Expression levels of cytochrome CYP26B1, which is involved in the specific all-trans-RA inactivation, were evaluated in human cephalic tissues at gestational days 57-110 and exhibited values approximately 10-fold higher than later gestational days 112-224 and adult tissues. CYP26B1 mRNA levels in the adult cerebellum were approximately 2-fold higher than in the adult whole brain tissue. Considered together, these data suggest a unique role for CYP26B1 during human brain development.

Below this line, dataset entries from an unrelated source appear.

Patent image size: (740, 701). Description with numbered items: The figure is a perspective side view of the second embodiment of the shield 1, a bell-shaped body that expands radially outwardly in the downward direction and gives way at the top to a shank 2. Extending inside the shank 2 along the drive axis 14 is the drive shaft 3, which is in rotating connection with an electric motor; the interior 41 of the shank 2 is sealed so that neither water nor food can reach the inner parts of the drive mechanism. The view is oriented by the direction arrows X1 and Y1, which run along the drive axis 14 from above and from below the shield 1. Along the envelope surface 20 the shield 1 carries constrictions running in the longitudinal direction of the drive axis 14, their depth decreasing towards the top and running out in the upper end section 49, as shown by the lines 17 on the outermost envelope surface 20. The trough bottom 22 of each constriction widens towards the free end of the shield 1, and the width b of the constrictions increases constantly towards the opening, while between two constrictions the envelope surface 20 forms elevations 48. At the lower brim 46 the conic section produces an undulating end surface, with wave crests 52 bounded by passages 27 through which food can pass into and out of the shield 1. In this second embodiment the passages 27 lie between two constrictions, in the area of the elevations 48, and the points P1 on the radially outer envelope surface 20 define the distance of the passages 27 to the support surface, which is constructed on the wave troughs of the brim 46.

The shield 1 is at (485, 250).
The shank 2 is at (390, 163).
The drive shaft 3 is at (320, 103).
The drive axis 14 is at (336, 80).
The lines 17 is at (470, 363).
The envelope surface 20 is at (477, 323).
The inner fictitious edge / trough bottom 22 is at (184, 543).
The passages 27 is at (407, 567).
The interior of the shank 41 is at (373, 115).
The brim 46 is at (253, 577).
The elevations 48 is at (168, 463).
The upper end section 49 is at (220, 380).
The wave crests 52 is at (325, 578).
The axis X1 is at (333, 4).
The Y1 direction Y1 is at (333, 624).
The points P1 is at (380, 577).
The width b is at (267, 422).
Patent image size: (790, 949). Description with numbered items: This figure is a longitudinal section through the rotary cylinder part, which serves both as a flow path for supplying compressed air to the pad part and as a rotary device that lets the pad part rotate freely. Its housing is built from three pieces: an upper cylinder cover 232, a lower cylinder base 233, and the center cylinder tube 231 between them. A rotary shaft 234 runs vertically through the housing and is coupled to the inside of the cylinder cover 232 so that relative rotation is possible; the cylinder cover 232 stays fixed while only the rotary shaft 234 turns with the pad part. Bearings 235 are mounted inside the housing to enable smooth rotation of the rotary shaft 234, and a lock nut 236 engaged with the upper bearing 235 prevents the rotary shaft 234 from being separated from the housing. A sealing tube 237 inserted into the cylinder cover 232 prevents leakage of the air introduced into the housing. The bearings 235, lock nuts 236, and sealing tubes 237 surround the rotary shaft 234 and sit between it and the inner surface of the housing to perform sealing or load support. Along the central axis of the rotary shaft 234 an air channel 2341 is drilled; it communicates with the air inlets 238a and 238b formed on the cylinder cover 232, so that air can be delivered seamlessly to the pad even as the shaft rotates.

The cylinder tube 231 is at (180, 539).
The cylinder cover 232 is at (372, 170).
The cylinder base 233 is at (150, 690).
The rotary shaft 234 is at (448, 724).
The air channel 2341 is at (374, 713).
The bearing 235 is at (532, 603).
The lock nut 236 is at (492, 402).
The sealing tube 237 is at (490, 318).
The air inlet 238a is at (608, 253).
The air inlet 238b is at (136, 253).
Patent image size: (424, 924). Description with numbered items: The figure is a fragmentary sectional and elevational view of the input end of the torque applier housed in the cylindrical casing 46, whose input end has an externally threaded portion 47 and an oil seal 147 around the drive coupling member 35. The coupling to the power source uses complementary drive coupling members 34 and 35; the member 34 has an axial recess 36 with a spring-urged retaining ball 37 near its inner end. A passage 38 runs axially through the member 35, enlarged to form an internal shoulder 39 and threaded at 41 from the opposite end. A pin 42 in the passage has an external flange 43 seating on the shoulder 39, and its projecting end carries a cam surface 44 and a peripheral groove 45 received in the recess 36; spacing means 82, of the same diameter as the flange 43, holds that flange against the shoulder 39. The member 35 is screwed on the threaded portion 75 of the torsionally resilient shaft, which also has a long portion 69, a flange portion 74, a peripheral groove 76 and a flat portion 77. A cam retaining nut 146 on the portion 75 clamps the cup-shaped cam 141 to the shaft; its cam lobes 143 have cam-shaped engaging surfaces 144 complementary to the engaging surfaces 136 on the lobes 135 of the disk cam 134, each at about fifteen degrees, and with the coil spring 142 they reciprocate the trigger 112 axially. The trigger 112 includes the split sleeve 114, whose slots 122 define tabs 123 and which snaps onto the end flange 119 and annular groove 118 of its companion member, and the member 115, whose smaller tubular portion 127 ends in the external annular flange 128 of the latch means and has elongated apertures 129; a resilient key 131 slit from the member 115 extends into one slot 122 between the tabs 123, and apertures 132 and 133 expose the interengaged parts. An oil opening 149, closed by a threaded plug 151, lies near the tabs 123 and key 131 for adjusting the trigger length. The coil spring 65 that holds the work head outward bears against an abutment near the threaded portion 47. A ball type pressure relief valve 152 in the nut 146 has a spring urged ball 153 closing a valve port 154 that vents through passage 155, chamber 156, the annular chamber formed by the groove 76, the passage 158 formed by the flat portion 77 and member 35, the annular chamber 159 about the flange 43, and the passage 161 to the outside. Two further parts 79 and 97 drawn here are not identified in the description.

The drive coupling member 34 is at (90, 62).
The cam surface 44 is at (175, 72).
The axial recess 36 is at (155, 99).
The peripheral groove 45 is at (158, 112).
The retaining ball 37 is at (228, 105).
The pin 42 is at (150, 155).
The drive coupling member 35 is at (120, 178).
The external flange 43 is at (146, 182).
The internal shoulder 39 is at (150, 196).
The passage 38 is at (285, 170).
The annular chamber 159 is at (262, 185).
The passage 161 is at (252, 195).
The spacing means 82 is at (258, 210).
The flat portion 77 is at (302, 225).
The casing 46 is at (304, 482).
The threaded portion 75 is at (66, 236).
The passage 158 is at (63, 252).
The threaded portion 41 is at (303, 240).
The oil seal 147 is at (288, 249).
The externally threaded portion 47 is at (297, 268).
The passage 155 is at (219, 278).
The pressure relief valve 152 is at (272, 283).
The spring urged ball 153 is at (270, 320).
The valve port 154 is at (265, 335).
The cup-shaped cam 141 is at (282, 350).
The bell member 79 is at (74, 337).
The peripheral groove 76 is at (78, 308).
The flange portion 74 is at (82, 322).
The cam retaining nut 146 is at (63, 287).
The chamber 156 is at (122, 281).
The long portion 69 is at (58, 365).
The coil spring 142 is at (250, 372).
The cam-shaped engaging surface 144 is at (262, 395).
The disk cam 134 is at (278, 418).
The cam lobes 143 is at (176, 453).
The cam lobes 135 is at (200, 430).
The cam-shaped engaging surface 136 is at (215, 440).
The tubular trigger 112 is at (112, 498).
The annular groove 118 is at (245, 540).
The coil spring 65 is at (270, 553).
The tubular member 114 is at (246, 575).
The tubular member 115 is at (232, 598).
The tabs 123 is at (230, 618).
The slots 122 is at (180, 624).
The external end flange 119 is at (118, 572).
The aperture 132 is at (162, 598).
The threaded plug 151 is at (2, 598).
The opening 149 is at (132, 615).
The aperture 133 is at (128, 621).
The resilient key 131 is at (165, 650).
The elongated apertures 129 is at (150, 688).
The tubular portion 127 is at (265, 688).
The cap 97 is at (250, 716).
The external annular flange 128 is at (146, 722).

Axes establishment during eye morphogenesis in Xenopus by coordinate and antagonistic actions of BMP4, Shh, and RA

We have examined the roles of BMP4, Shh, and retinoic acid in establishing the proximal-distal and dorsal-ventral axes in the developing Xenopus eye. Misexpression of BMP4 caused the absence of an optic stalk and the expansion of dorsal and distal markers, tbx2/3/5, and pax6, at the expense of ventral and proximal markers vax2 and pax2. When Shh or Noggin, an antagonist of BMPs, was misexpressed, the reverse expression patterns of these marker genes were observed. These results suggest that BMP4 is involved in the specification of not only dorsal in the optic cup but also distal in the optic vesicle. Because Shh did not suppress bmp4 expression, unlike Noggin, Shh and BMP4 may antagonistically regulate common downstream genes in developing eye. We also found the difference between the effects of Shh and retinoic acid, another possible ventralizing factor, suggesting that Shh could promote ventralization independently of retinoic acid. These findings provide important clues to the coordinate and antagonistic actions of BMP4, Shh, and retinoic acid in axes specifications of Xenopus eyes.